Il sacro&Il profano

Non riesco ad immaginare titolo migliore per questo mio post che prende spunto da un articolo letto ieri su Sale&Pepe.it, testata on-line che ha deciso di scrivere riguardo il mal uso della alimentazione gluten-free.

I Falsi miti della Dieta Gluten Free è il titolo dell’articolo mentre di seguito … qualche semplice riflessione che piacevolmente condivido!

Ottima la partenza e le considerazioni iniziali seppur con qualche sbavatura. Ad esempio:
[…] Non è così perché le patologie correlate al glutine difficilmente si manifestano con sintomi come il gonfiore e dolori addominali.

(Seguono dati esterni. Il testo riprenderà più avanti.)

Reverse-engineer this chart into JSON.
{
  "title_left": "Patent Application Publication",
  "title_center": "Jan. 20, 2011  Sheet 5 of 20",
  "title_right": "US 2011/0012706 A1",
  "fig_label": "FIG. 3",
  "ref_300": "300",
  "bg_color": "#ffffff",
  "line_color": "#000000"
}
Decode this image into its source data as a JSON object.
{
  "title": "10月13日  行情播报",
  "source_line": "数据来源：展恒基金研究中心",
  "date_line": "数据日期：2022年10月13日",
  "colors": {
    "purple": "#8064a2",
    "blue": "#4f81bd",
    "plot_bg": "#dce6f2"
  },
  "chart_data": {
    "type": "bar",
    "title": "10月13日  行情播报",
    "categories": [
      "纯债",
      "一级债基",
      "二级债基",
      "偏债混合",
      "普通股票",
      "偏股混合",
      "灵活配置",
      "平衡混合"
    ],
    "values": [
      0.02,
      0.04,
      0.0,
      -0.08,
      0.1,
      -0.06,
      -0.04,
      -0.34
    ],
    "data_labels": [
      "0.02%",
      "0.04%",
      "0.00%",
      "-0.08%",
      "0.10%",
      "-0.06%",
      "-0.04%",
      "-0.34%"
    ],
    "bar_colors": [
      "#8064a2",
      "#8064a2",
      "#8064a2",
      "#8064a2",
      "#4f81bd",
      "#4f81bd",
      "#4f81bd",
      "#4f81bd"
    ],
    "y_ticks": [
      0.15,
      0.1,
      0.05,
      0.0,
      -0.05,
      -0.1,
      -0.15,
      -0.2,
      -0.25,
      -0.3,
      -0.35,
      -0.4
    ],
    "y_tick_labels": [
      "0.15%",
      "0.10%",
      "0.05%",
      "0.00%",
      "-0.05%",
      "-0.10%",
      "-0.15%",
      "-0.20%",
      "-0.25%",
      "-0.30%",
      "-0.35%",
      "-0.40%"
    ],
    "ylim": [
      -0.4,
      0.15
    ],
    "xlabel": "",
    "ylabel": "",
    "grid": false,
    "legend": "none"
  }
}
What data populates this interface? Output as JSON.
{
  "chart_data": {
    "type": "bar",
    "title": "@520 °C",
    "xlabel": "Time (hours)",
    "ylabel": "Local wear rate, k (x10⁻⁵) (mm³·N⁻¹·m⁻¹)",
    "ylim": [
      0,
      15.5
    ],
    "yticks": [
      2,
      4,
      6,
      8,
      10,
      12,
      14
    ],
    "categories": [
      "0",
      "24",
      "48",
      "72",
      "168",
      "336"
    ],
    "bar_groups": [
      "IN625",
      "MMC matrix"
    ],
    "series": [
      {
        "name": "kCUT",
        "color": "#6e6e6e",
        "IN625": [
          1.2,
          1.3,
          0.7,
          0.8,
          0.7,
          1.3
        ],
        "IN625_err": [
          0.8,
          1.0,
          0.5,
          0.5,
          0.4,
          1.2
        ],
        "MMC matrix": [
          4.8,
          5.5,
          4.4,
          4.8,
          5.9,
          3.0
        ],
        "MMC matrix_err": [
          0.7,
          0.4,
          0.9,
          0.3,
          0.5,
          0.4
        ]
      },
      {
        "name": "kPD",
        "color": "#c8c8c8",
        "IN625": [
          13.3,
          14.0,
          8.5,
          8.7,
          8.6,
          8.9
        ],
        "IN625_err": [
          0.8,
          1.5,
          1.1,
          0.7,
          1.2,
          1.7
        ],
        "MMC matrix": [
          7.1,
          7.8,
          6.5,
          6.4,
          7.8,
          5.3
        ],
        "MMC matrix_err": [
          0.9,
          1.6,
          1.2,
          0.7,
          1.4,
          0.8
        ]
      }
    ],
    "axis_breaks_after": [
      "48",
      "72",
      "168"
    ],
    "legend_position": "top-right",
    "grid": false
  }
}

Questo è opinabile … sappiamo che sia il gonfiore che i dolori addominali sono tra i sintomi molto spesso espressi dai nostri pazienti ☺

Procedamus! Effettivamente ciò che più stride è il terrorismo gratuito che trapela negli ultimi capoversi … mi spiego subito, portando esempi concreti.

Si legge:
[…] Eliminando frumento, orzo e segale dai pasti, si abbassa notevolmente il consumo di una vasta gamma di nutrienti come ferro, fibre, acido folico, zinco, e vitamina D
e qualche riga sotto si legge … Aumentano i rischi di tumore.

Sono due frasi che non mi piacciono e spiego perché …
Eliminando frumento, orzo e segale … NON si elimina proprio nulla quanto piuttosto si sostituisce. Sono i cereali naturalmente senza glutine e gli stessi garantiscono apporti adeguati degli stessi micronutrienti citati anzi in alcuni casi se ne trovano in quantità superiore. Vediamo …

FERRO –
pasta di grano 2.7g/100g di prodotto vs pasta di grano saraceno 6g/100g di prodotto (Fonte: Tabelle di Composizione degli Alimenti INRAN)

FIBRA –
pasta di grano 1.4g/100g di prodotto vs pasta di grano saraceno 4g/100g di prodotto (Fonte: Tabelle di Composizione degli Alimenti INRAN)

Analoga situazione vale per lo ZINCO … anzi c’è una sorpresa: tra i 10 alimenti più ricchi di zinco guarda-guarda chi sbucano!!?!
Mandorle – Fagioli – Anacardi – Ceci – Lenticchie – QUINOA – Semi di Girasole – MIGLIO – Semi di Zucca e Pinoli.

VITAMINA D –
cercare la vitamina D nei cereali è come cercare un ago nel pagliaio perché le principali fonti alimentari sono: latte e derivati – uova – merluzzo, salmone, sardine fino all’olio di fegato di merluzzo!

Aumentano i rischi di tumore, questa la seconda frase.
Chi segue una alimentazione senza glutine è esposto ad un aumentato rischio di tumore tanto quanto un soggetto che segue una alimentazione convenzionale. Nessun studio scientifico riporta tale notizia a meno che non parliamo di un soggetto celiaco che NON segue una alimentazione senza glutine, ma questa è un’altra storia!

Non sono certo i prodotti gluten free a indurre lo sviluppo di neoplasia. Sono piuttosto gli stili alimentari non adeguati quali ad esempio un abuso di prodotti raffinati, un abuso di prodotti ricchi di zuccheri semplici, un abuso di carne rossa, uno scarso consumo di verdura, un abuso di latte animale, uno scarso consumo di frutta fresca di stagione, pochi legumi … ad aumentare il rischio di tumore. A questo aggiungiamo tutto ciò che deriva dall’ambiente in cui viviamo e dunque qualità dell’aria, del suolo, dell’acqua …

Senza titolo

Dunque ringrazio per lo spunto ma credo sia meglio cercare di vendere qualche copia di giornale in più oppure ottenere qualche ‘mi piace’ in più non facendo allarmismo spicciolo quanto piuttosto facendo maturare una alimentazione e uno stile di vita consapevole ☺

Si apre la discussione … virtuale … lo so, ma pur sempre confronto è!